Anhand der in der Figur gezeigten Ausführungsform der Erfindung soll diese näher beschrieben werden.
Zu dem Ofen gehört ein Unterteil, der aus einem üblichen Induktionstiegelofen
mit einem Tiegel besteht, dessen Ausfütterung 1 aus der üblichen Stampfmasse oder auch aus Ziegeln besteht. Der
Tiegel ist von einer Induktionsspule 2 umgeben.
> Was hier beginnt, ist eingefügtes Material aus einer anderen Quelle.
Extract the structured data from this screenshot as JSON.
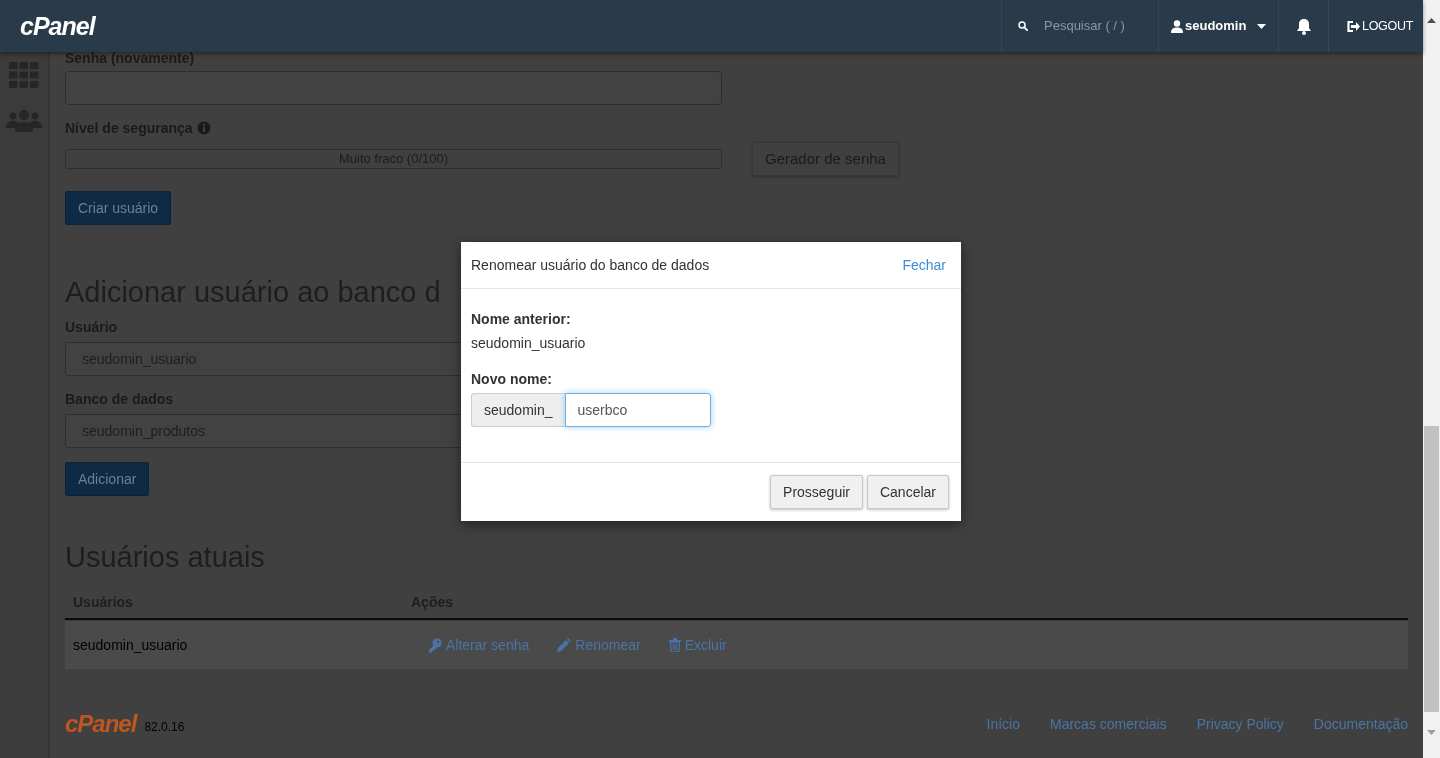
{
  "header": {
    "logo": "cPanel",
    "search": {
      "placeholder": "Pesquisar ( / )"
    },
    "user": "seudomin",
    "logout": "LOGOUT"
  },
  "create_user": {
    "password_again_label": "Senha (novamente)",
    "strength_label": "Nível de segurança",
    "strength_meter": {
      "text": "Muito fraco (0/100)",
      "level": 0
    },
    "generator_button": "Gerador de senha",
    "submit_button": "Criar usuário"
  },
  "add_user": {
    "heading": "Adicionar usuário ao banco d",
    "user_label": "Usuário",
    "user_value": "seudomin_usuario",
    "database_label": "Banco de dados",
    "database_value": "seudomin_produtos",
    "submit_button": "Adicionar"
  },
  "current_users": {
    "heading": "Usuários atuais",
    "columns": [
      "Usuários",
      "Ações"
    ],
    "rows": [
      {
        "user": "seudomin_usuario",
        "actions": [
          {
            "kind": "password",
            "label": "Alterar senha"
          },
          {
            "kind": "rename",
            "label": "Renomear"
          },
          {
            "kind": "delete",
            "label": "Excluir"
          }
        ]
      }
    ]
  },
  "footer": {
    "logo": "cPanel",
    "version": "82.0.16",
    "links": [
      "Início",
      "Marcas comerciais",
      "Privacy Policy",
      "Documentação"
    ]
  },
  "modal": {
    "title": "Renomear usuário do banco de dados",
    "close": "Fechar",
    "old_name_label": "Nome anterior:",
    "old_name": "seudomin_usuario",
    "new_name_label": "Novo nome:",
    "prefix": "seudomin_",
    "new_name_value": "userbco",
    "buttons": [
      "Prosseguir",
      "Cancelar"
    ]
  }
}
Die Induktionsspule wird in der Regel mit einem Strom gespeist, dessen Frequenz
im Mittelfrequenzbereich, gewöhnlich zwischen 500 und 1000 Hz, liegt. Die Spule kann aber auch mit niederfrequentem Strom
gespeist werden, z.B. mit netzfrequentem Strom von 50 bis 60 Hz. Die Länge der Spule ist so bemessen, daß die Spule nicht bis
zur Höhe der Oberfläche 3 der Metallschmelze 4 reicht. Die Länge
soll jedoch so bemessen sein, daß die Wirkung der Induktionsspule mit Hilfe von Eisenkern und Joch bis an die Oberfläche 3 der
Schmelze hinaufreicht. Die auf der Schmelze 4 schwimmende Schlacke 5 wird durch die Lichtbogenheizung aufgeheizt.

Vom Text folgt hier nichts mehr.